19th April
The hot sun warms the sea air to a haze. The gulls, terns and avocets are a whirl of brilliant white under the clear blue sky and there is endless noise; it creates a confusing, bustling scene; birds are chasing and are chivied, others are building nests or displaying and mating in a frenzied flap. All infected by an incurable spring fever.

There are dozens of oystercatchers; many nesting quietly, others piping, and a single ringed plover bobs and calls from an empty shingle ridge. A small flock of whimbrels fly off and head northwards. A large mixed colony of sandwich terns and Mediterranean gulls is settled on the far side of the Ternery Pool and black-headed gulls fill the small, shingle islands. There are no swallows or sand martins over the water, just a single wheatear briefly on a distant fence post.

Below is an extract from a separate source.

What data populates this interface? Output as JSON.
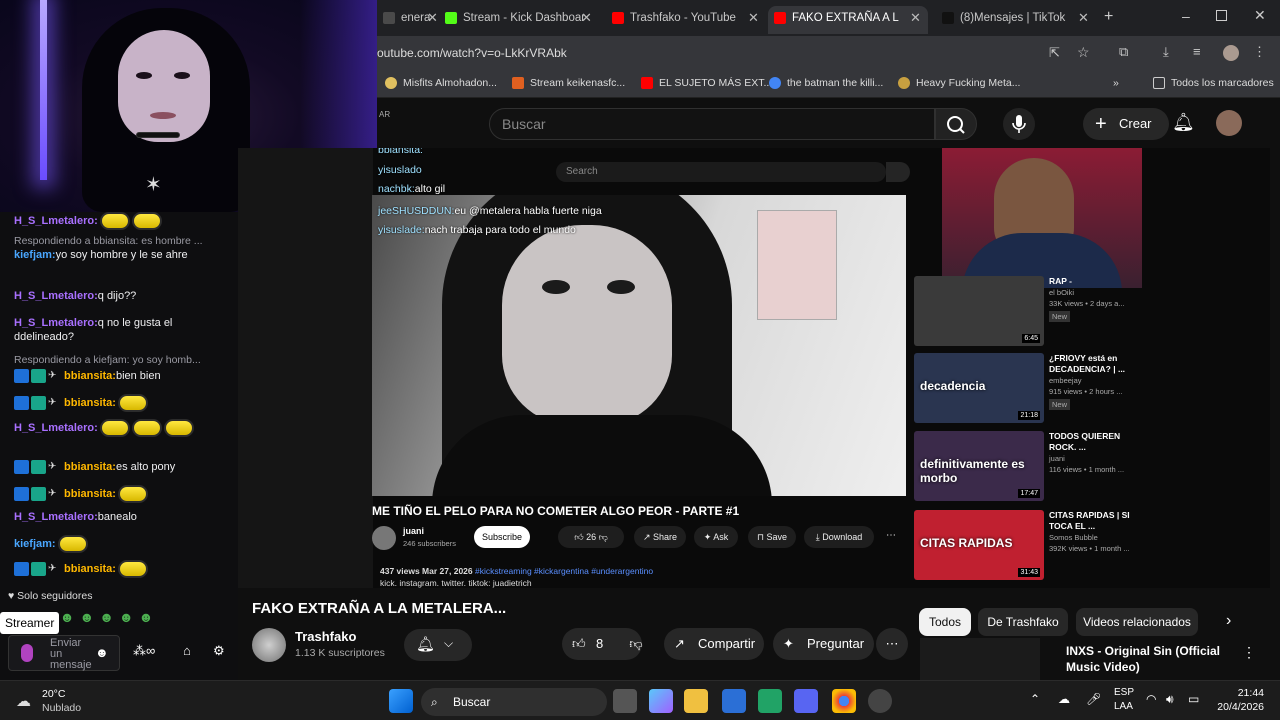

Inland and the reed-filled dykes and thorny corners ring with the calls of sedge and Cetti’s warblers; swathes of low bramble bushes are filled with dunnocks and lesser whitethroats. Peacock butterflies sunbathe on the bare ground and pairs spiral high up into the air. A single cuckoo calls briefly. Castle water, the flooded gravel pit near Camber castle, has a brilliant, black-necked grebe in breeding plumage. Cormorants slowly kill the willows with their guano and adults and young sit on their dead stick nests and pant hard in the afternoon heat.